The European Commission has approved in accordance with EC State aid rules an extension of the UK’s credit guarantee and recapitalisation schemes, which form part of the UK's package of support measures for financial institutions during the current financial crisis.
State aid and the financial crisis
One of the main challenges faced by Member States in the current financial crisis has been to support financial institutions in difficulty and restore confidence in financial markets, whilst at the same time respecting EC State aid rules, which prohibit unauthorised State aid on the basis that it distorts competition in the Single Market.
Member States have been able to achieve this by relying on an exception offered by Article 87(3)(b) EC Treaty, which allows Member States to grant aid for the purpose of remedying ‘a serious disturbance in the Member State’s economy’. Given its global impact, the current financial crisis has unsurprisingly been recognised by the Commission as constituting a valid purpose within the meaning of this definition. However, the conditions under which such aid may be granted are strictly controlled.
Commission Guidance on measures for banks in crisis
On 13 October 2008, the Commission adopted a Communication on “The application of State aid rules to measures taken in relation to financial institutions in the context of the current global financial crisis” (“the Communication”). The Communication makes very clear the strict parameters within which aid may be granted by Member States in this context and has enabled Member States to obtain approval for emergency rescue measures that are compliant with the guidance (i.e. that contain the relevant safeguards against distortions of competition in the Single Market, summarised below) much more quickly than would ordinarily be the case, and in some cases within 24 hours.

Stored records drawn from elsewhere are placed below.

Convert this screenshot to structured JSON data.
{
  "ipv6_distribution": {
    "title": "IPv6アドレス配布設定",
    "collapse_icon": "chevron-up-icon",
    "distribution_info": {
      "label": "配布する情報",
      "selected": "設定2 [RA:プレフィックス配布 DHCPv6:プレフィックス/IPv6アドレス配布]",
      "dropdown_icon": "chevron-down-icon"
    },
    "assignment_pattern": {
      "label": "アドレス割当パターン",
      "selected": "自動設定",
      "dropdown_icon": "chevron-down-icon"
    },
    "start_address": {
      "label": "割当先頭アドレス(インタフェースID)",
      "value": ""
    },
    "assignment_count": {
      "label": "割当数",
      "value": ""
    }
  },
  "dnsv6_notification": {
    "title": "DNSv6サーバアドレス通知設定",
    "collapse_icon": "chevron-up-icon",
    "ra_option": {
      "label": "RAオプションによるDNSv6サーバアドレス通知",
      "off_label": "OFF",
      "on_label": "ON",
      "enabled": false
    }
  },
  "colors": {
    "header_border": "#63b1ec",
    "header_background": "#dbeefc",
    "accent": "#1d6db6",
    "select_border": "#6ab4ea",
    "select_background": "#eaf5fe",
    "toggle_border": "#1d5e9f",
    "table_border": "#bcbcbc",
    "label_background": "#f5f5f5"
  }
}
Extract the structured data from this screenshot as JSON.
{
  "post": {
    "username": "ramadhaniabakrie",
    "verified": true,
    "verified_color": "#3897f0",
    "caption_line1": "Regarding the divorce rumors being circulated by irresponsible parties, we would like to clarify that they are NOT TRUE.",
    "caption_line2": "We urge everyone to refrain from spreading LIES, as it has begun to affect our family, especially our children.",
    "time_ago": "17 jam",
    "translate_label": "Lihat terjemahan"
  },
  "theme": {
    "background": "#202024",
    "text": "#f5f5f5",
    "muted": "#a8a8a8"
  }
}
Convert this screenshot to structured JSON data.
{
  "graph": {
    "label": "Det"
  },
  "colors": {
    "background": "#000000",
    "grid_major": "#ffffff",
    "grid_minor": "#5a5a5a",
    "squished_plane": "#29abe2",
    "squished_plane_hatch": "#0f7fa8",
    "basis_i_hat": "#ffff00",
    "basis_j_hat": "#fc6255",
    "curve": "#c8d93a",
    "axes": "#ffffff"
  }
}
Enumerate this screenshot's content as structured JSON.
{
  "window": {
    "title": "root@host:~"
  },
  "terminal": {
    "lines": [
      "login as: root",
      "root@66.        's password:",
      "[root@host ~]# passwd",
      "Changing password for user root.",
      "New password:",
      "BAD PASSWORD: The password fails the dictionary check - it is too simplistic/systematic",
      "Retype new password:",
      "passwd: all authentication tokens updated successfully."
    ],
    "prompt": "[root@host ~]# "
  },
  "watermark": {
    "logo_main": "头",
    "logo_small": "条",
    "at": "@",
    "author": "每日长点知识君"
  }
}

In essence the Commission guidance stipulates that any measures taken by Member States must not give rise to excessive distortions of competition, for example by discriminating against financial institutions based in other Member States and/or allowing beneficiary banks to unfairly attract new additional business solely as a result of the government support. As further safeguards, the guidance also stipulates that measures must be limited in time and foresee adequate contributions from the private sector by way of remuneration for the introduction of support schemes, for example through fees payable for guarantees.
The objective of the UK package
The UK’s package of support measures for the banking industry, which has similarities with national rescue plans initiated by other EU countries, such as France and Germany, at around the same time, was originally approved by the European Commission on 13 October 2008. Its objective: to restore confidence in the creditworthiness of UK financial institutions; to ensure the stability of the UK financial system; to protect ordinary savers, depositors, businesses and borrowers; and to stimulate inter-bank lending.
What does the UK package include?
The UK package is essentially made up of three measures. First, a recapitalisation scheme, under which the UK government provides fresh capital to banks and building societies in exchange for preference or ordinary shares, the aim being to enable banks to strengthen their balance sheets against possible losses. Secondly, a credit guarantee scheme, under which the UK government guarantees the new issuance of short and medium term debt by eligible institutions (currently over 35 UK banks and building societies), in return for marketorientated remuneration, the objective being to support fundamentally sound banks unable to access funding due to the current crisis. And lastly, an extension of the short-term liquidity measures provided by the Bank of England.
The UK recapitalisation and credit guarantee schemes were slightly modified in December 2008. Essentially, the changes related to fees payable on guaranteed liabilities and the widening of the range of currencies in which guaranteed instruments could be issued. The modifications brought the UK measures into line with the Communication, issued on the 13 October 2008, simultaneous with the Commission’s original approval of the UK schemes.
Re-evaluation of the schemes
As part of the original package approved by the Commission on 13 October 2008, the UK had committed to report to the Commission every six months on the execution of the credit guarantee and recapitalisation schemes. In line with this, on 27 March 2009, the UK notified the Commission that it intended to prolong its support measures to the banking industry due to the continuing severe stress in the global and UK financial markets. On 15 April 2009, the Commission gave the green light to the UK to extend the availability of the measures for a further 6 months until 31 October 2009.
Why did the Commission approve the prolongation of the schemes?
As part of the notification, the UK provided the Commission inter alia with a report on the operation of the credit guarantee scheme, which is administered by the UK Debt Management Office, demonstrating the success of the scheme in its early stages and the need to extend the window for issuing new debt under UK Government guarantee until 13 October 2009.
As regards the recapitalisation scheme, the eligible beneficiaries remain basically sound banks, with eligible liabilities of above £500 million. A capital injection into a bank that has already accessed the recapitalisation scheme, however, will be subject to individual notification and approval.
The Commission's investigation found that the circumstances on financial markets justify the extension of both the recapitalisation and credit guarantee schemes, on the basis that the schemes are designed to underpin lending to the UK real economy. The schemes will therefore continue to subsist until 31 October 2009, after which time they may face the Commission’s scrutiny yet again if the UK’s financial markets have not significantly improved.